Napoleon and Christianity June 22, 2015

The 200th anniversary of Napoleon Bonaparte’s well-known defeat at Waterloo on 18 June 1815 has recently been marked in Europe and elsewhere. In addition to commentary on the battle itself, much attention has focused on Napoleon’s politics, diplomacy, and military skills. It is for his actions in these areas that most of us know the upstart Corsican general.

But Napoleon is also a significant figure in the history of Western Christianity. The period of his political ascendancy from the late 1790s until 1815 witnessed difficult moments and revolutionary changes in the history of the Church. Most of these were caused directly by Napoleon or by events and developments that his rule had set in motion.

In France, Napoleon inherited the anticlerical legacy of the French Revolution that had split the clergy between those who had sworn allegiance to the state and those who had refused. Aware that a divided church would complicate his rule, Napoleon negotiated the Concordat of 1801, which did not return France to a purely confessional state, but, while granting toleration to other faiths, recognized Catholicism as “the religion of the great majority of French citizens.” A year later Napoleon unilaterally decreed the so-called Organic Articles, the terms of which greatly increased the power of the state over the church.

This outraged the pope, Pius VII. But soon Napoleon managed to coax Pius to Paris for his coronation as “Emperor.” Whether or not Napoleon took the crown from the Pope and crowned himself, the depiction of this famous event by the artist Jacques Louis-David captures the symbolic importance of what was going on: the ebbing of ecclesiastical authority and the rise the modern state.

Napoleon’s military machinations in central Europe led to the cessation of the thousand-year Holy Roman Empire in 1806 and the reorganization of the religio-political map of Central Europe. Three years earlier in 1803, a massive secularization of church properties had taken place—another act increasing the power (and coffers) of the state.

Wherever French troops went, churches and monasteries were plundered, universities shut down or merged (with their theological faculties sometimes eliminated), and much sacred art shipped back to France. In the late 1790s during Napoleon’s campaigns in Italy, Rome itself was occupied and the entire Vatican archives transported across the Alps to France—some of it never to return! Not surprisingly, much apocalyptic speculation at the time, whether Catholic or Protestant, cast Napoleon as the Anti-Christ.

But there’s more. Napoleon was instrumental in the abduction of two popes: Pius VI and Pius VII. The former died in exile in 1799 and hailed (prematurely as things turned out) by French anticlericals as “the last pope.” At the time Rome was occupied by French troops, so a rump College of Cardinals had to meet near Venice, then under Austrian suzerainty, to elect the aforementioned Pius VII. Several years after Pius had attended Napoleon’s coronation, this pope ran afoul of the Emperor by refusing to enforce France’s European-wide blockade. True to character, Napoleon had Pius unceremoniously hauled to France where he remonstrated with him until around the time of Waterloo.

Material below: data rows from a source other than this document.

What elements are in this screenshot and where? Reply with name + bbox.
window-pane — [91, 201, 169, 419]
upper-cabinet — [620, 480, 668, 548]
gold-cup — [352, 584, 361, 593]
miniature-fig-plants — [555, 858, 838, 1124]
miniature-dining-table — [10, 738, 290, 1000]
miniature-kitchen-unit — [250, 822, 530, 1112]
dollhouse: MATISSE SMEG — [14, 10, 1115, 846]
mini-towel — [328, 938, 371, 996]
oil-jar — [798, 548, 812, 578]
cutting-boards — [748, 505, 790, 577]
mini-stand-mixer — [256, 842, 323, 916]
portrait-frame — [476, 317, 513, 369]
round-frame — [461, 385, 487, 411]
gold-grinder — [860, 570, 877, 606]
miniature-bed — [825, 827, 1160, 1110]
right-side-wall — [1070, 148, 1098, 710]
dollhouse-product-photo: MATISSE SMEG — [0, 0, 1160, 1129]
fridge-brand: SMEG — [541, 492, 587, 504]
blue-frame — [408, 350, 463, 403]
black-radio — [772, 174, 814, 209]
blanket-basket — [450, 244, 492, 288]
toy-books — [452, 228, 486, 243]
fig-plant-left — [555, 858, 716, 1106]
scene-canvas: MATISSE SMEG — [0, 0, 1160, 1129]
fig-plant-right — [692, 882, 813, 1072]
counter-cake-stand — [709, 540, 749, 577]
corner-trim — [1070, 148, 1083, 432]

To say that Napoleon’s relationship with Rome was testy is an understatement. In all likelihood, Napoleon was an atheist or agnostic at heart, making efforts to placate the Church only when it suited him or when he felt it necessary for political expediency.

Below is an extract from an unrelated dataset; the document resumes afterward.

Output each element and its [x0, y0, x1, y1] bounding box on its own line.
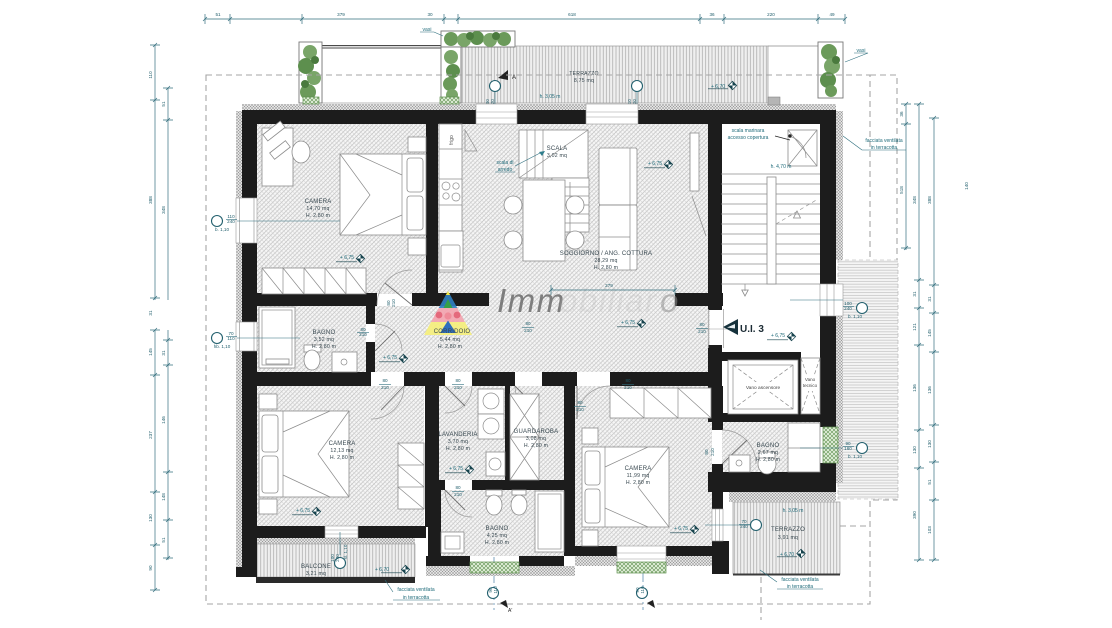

Napoleon’s true colors were on display in a famous exchange with a cardinal. But the cardinal got the best of him in a quip that should encourage any Christian saddled with defective or malicious leadership. The exchange went as follows: Napoleon bragged, “Your eminence, are you not aware that I have the power to destroy the Church?” The cardinal shot back: “Your majesty, we, the clergy, have done our best to destroy the church for the last 1,800 years. We have not succeeded, and neither will you.”

Indeed, Christians of all persuasions can be heartened that despite external persecution and its own internal sins and shortcomings, the Church has yet to meet its . . . Waterloo.